Alguns analistas consideram que, como o eleitorado da presidenta se concentrava sobretudo no leste da Bolívia (departamentos de Santa Cruz e Beni), sua retirada beneficiará Camacho, e não a Mesa, de modo que sua desistência não obteria o efeito de concentrar o voto e impedir o triunfo de Arce em primeiro turno. Esse objetivo fica ainda mais complicado levando-se em conta que as cédulas eleitorais já estão impressas, com o nome e a foto de Áñez.
“Esta ação atende a um acordo de políticos contra a vontade das pessoas. Cheira a negócios. Cheira a [busca de] impunidade para os responsáveis pela compra com superfaturamento de respiradores e para os responsáveis pelos massacres de novembro”, declarou a este jornal Sebastián Michel, porta-voz do MAS.

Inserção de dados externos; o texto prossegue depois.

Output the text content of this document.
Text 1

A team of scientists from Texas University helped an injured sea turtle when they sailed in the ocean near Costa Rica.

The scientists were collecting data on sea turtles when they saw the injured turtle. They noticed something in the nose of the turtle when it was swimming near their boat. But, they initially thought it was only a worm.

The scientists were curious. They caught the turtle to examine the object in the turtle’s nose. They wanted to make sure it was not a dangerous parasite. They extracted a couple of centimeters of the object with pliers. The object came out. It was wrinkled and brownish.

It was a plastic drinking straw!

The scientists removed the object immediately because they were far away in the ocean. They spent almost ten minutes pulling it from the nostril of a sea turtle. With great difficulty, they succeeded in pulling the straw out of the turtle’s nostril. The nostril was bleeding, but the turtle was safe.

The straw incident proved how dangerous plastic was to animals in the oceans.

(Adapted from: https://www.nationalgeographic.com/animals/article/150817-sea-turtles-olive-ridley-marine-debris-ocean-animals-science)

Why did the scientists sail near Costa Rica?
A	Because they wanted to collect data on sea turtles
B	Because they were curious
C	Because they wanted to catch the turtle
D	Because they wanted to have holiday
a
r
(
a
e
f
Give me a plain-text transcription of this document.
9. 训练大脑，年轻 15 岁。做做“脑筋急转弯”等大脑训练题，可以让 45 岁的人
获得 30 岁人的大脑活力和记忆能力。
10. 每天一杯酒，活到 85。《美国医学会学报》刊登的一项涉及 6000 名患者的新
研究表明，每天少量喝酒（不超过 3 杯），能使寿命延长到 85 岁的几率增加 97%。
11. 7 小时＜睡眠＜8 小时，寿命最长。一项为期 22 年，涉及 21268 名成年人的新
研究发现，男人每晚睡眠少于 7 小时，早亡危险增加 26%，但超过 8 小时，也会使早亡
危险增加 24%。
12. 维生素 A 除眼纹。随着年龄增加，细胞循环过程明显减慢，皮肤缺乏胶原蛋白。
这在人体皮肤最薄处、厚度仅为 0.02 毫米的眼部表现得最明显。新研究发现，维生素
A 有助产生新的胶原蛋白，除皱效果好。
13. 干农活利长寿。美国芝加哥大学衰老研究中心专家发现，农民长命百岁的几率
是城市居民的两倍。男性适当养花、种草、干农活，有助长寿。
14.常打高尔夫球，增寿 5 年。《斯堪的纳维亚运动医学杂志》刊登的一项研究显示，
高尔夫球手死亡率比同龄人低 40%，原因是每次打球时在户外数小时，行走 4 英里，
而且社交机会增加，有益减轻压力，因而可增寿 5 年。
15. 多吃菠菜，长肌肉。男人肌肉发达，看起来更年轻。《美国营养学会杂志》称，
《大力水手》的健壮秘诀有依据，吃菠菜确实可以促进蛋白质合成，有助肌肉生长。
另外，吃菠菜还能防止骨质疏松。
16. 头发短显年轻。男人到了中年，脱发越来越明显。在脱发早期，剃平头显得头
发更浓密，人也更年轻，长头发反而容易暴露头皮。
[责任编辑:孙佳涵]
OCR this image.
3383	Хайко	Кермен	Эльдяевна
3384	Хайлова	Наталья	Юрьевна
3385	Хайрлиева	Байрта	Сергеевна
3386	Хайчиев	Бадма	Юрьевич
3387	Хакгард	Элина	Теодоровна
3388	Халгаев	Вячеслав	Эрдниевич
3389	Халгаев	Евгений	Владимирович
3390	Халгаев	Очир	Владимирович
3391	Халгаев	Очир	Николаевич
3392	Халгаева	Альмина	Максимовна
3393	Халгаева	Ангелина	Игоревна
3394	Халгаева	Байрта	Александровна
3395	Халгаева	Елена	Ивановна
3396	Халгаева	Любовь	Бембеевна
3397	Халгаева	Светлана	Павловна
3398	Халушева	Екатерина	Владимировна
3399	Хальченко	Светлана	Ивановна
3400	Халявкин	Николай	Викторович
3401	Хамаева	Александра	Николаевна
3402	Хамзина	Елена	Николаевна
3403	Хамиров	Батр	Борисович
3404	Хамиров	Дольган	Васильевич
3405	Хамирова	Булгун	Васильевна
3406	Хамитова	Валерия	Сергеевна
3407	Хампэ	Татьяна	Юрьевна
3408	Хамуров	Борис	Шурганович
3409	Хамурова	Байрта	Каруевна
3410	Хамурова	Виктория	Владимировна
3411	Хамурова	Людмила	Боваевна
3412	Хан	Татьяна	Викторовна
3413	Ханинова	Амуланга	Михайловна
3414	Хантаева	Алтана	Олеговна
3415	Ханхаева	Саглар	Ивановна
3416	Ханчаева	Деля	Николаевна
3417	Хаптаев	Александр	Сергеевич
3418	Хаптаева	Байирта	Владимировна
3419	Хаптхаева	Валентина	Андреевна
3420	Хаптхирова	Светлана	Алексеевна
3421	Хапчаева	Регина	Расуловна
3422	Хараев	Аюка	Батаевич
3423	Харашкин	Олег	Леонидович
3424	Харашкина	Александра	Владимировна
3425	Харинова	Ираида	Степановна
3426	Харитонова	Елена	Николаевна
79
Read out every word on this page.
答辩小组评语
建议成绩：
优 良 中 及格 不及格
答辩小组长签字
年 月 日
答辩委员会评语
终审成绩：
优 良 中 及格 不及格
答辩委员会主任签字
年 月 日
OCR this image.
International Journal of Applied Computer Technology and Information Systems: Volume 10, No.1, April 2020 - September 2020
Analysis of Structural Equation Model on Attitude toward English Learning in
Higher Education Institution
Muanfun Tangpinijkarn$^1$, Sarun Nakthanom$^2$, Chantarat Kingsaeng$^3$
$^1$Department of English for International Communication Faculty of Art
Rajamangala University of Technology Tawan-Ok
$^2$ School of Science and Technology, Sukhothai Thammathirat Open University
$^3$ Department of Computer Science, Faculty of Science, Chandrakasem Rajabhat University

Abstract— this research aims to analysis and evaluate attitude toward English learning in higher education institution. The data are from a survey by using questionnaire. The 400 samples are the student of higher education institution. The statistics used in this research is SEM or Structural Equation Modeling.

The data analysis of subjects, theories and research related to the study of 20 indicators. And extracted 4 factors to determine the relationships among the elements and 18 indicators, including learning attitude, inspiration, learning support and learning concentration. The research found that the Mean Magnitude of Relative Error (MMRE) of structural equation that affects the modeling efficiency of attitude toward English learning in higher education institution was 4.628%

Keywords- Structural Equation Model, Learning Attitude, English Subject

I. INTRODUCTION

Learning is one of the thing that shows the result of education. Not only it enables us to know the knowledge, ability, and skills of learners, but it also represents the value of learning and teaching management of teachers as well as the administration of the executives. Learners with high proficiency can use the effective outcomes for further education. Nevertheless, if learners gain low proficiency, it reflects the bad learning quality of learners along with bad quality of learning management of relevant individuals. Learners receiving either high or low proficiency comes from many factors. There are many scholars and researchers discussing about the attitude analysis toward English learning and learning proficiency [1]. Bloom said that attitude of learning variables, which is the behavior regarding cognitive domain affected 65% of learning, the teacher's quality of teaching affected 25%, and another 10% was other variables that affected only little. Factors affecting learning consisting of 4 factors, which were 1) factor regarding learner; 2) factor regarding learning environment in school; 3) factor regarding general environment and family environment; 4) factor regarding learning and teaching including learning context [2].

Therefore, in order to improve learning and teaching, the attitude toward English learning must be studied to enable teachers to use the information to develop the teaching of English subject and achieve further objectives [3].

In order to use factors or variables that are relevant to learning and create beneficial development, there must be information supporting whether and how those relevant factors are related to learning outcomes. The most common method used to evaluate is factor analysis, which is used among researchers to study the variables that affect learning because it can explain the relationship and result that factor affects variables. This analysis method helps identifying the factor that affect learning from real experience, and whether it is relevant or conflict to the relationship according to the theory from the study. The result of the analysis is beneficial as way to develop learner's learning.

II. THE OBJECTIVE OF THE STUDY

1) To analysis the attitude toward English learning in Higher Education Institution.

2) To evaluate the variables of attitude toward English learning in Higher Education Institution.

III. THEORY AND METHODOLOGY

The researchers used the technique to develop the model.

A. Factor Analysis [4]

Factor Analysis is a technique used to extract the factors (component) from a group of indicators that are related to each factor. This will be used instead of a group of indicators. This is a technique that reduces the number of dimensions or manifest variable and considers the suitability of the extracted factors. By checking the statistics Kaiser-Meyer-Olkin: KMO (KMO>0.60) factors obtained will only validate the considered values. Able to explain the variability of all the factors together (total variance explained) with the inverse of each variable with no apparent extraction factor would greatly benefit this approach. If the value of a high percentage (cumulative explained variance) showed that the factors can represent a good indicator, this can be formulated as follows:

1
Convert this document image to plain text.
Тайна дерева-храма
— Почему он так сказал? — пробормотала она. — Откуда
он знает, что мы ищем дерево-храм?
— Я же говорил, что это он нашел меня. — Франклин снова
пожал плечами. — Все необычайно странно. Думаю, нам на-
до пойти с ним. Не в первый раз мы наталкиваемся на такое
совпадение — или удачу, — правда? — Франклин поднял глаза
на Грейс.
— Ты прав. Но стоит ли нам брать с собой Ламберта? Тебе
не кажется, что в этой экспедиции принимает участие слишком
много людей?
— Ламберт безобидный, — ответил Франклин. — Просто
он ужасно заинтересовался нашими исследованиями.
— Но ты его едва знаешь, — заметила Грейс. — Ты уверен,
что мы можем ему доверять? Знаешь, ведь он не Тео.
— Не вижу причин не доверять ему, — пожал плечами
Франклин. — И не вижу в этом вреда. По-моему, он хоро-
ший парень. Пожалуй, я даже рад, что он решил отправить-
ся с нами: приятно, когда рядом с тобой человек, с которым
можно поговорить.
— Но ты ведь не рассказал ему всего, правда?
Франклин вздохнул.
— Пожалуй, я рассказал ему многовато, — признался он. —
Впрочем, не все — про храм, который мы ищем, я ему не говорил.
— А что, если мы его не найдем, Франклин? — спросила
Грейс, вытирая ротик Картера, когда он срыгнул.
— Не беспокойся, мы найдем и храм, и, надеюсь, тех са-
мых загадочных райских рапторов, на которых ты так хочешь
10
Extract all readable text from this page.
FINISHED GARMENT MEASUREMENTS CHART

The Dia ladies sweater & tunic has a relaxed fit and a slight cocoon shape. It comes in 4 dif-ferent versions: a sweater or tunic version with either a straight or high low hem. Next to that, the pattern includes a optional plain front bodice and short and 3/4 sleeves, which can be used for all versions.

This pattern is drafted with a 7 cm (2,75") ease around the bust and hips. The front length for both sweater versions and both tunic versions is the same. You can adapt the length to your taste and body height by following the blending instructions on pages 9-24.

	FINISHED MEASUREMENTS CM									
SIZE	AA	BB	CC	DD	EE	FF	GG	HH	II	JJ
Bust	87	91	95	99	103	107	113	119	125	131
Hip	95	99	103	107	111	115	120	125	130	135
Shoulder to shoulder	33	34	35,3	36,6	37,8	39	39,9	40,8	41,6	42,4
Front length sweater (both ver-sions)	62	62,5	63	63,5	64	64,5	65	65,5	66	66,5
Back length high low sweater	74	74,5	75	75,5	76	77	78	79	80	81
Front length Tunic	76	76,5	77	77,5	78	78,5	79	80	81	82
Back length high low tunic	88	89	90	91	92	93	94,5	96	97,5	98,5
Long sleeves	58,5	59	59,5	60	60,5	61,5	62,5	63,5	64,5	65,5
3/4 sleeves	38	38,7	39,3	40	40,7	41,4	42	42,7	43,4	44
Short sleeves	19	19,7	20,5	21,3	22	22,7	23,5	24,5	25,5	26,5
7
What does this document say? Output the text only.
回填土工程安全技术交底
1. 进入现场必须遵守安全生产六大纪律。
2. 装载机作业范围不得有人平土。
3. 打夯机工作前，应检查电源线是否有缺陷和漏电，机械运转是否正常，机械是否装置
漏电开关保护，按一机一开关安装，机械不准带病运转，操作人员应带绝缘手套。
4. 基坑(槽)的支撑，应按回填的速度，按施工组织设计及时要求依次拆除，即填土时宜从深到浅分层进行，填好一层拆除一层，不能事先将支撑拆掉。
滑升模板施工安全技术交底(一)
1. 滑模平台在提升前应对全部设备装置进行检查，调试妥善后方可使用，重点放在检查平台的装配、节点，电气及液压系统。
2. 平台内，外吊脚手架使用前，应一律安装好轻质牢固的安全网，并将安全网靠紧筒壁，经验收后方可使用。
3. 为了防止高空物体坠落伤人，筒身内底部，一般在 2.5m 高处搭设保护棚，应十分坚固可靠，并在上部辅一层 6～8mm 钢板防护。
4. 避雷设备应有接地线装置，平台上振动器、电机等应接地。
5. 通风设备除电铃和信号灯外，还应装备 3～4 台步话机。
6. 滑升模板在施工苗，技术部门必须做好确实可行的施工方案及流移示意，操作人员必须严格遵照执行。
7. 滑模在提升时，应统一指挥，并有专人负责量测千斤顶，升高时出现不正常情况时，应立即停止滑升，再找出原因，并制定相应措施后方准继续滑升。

Áñez, que presidia o Senado, assumiu a presidência depois que Evo Morales renunciou, sob pressão dos militares, deixando um vazio de poder. Suas primeiras medidas foram controlar os protestos dos seguidores do ex-presidente, com um saldo de mais de 30 mortos, tomar medidas a favor dos empresários do leste boliviano. À frente de uma coalizão de vários partidos de centro-direita, a presidenta interina parecia a candidata com maiores chances de liderar o “voto da mudança”. Mas a pandemia cruzou o seu caminho e a obrigou a administrar por oito meses, e em uma situação de máxima urgência, um Estado que sempre foi ineficiente e desorganizado, e que nunca contou com bons serviços de saúde.
O que mais prejudicou sua imagem, entretanto, foram os escândalos de corrupção que eclodiram durante sua gestão, em particular um relacionado à compra superfaturada de 170 respiradores espanhóis pelo Ministério da Saúde. Por causa disso, o então ministro Marcelo Navajas se encontra em prisão domiciliar.